Welsh hill farmer, Gareth Wyn Jones, as first opposer brilliantly countered George Montbiot’s speech with a pull on hearts and minds, recalling generations of hill farmers who have preserved the land and how nature and farming can live as one. He called for city people to be brought back into rural life - to rebuild the connection through education and engagement. He recounted a story of a vegan who had visited his farm last summer from the city, and after a day spent together, they agreed to disagree - but he did ask the vegan if he had been Gareth’s son, growing up in the country, on a farm, if he thought he would be a vegan, and the reply was ‘no’.
Gareth recognised in a small concession that if he is to see his grandchildren farming sheep on the Welsh mountains, consumers will need to eat less meat for it to be sustainable but he urged the floor to see that through education and bringing people out on to farms, consumers would make their own choice and no doubt, he argued, choose to eat meat.

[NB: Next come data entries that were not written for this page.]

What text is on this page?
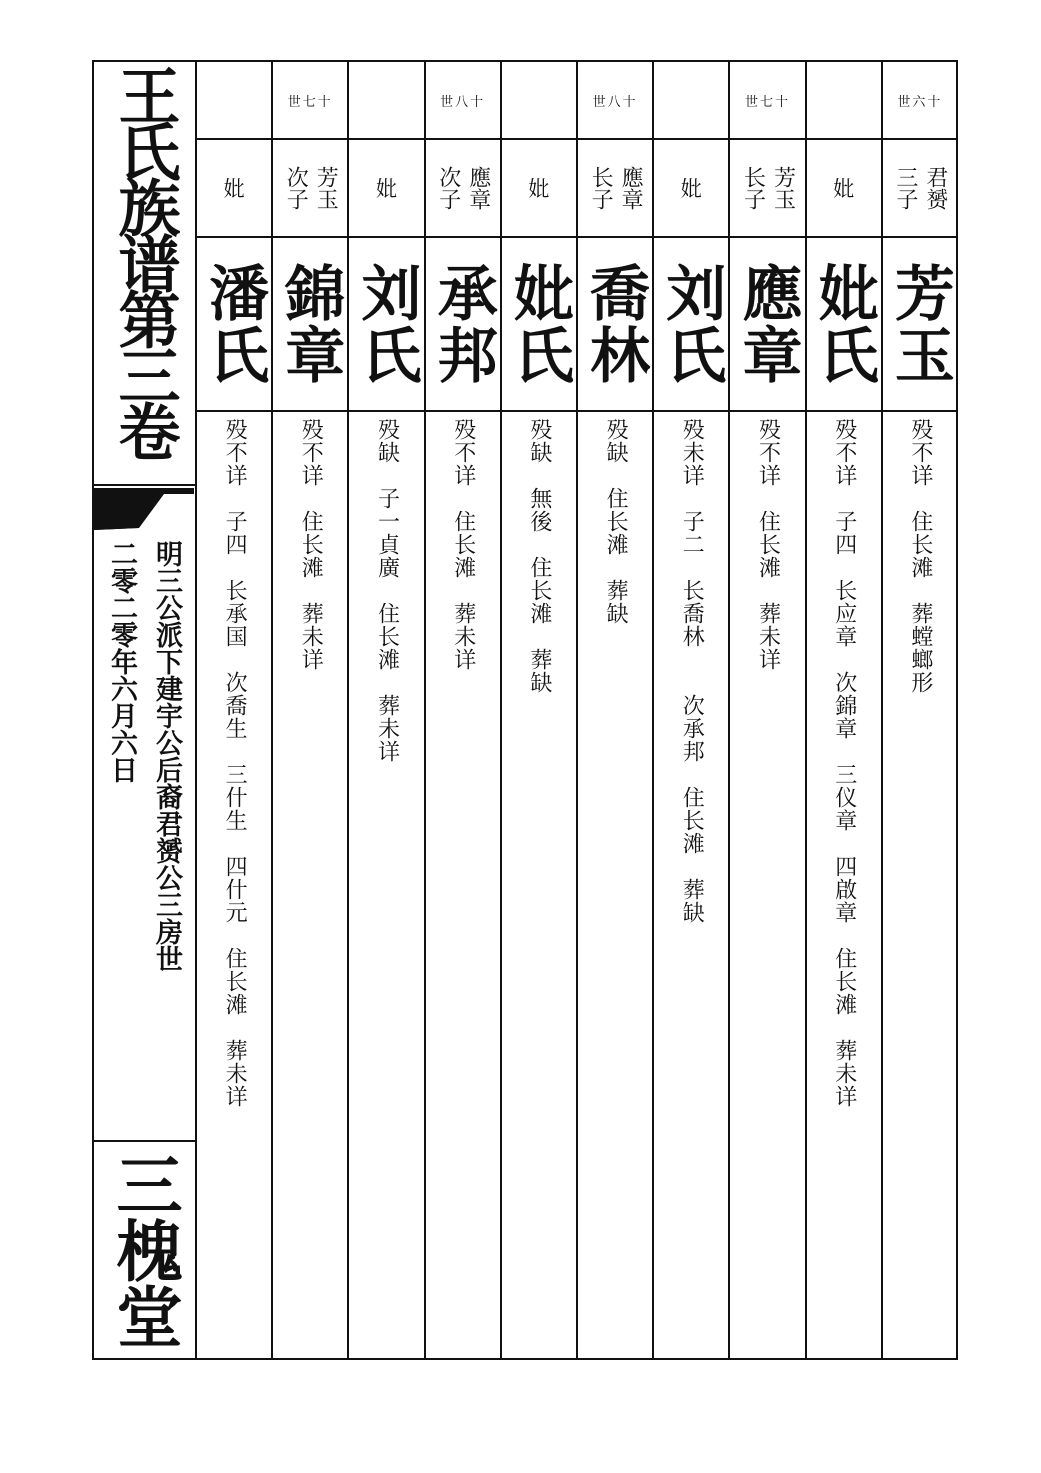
王氏族谱第三卷
明三公派下建宇公后裔君赟公三房世
二零二零年六月六日
三槐堂
妣
潘氏
殁不详　子四　长承国　次喬生　三什生　四什元　住长滩　葬未详
世七十
芳玉
次子
錦章
殁不详　住长滩　葬未详
妣
刘氏
殁缺　子一貞廣　住长滩　葬未详
世八十
應章
次子
承邦
殁不详　住长滩　葬未详
妣
妣氏
殁缺　無後　住长滩　葬缺
世八十
應章
长子
喬林
殁缺　住长滩　葬缺
妣
刘氏
殁未详　子二　长喬林　　次承邦　住长滩　葬缺
世七十
芳玉
长子
應章
殁不详　住长滩　葬未详
妣
妣氏
殁不详　子四　长应章　次錦章　三仪章　四啟章　住长滩　葬未详
世六十
君赟
三子
芳玉
殁不详　住长滩　葬螳螂形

The final view came from Philip Lymbery from Compassion in World Farming who eloquently supported the first proposer’s argument for preserving the world’s agricultural land and use it instead for plant-based production. He said that when cattle and sheep were first domesticated for meat there were one million people on the planet. Now there are nine billion.
Some humorous contributions from the floor included Stuart Agnew MEP suggesting that if we all moved to a plant-based diet, the flatulence would lift the roof, but also that we will need sheep to feed the wolves and leopards as part of Mr Monbiot’s rewilding plans. Mr Fell took the floor with a poem, cleverly integrating the meat argument into the events of the day in clever prose.
The motion failed ultimately, with a vote of 276 noes and 120 ayes, but the proposition could congratulate themselves on persuading a further 100 to its viewpoint through its convincing debate.
Eve Turow Paul, an American writer attending the conference, commented after the debate: “I left feeling scared after the debate for you farmers. You feel safe in what you family has been doing forever but your children are not going to be farming in the same way.”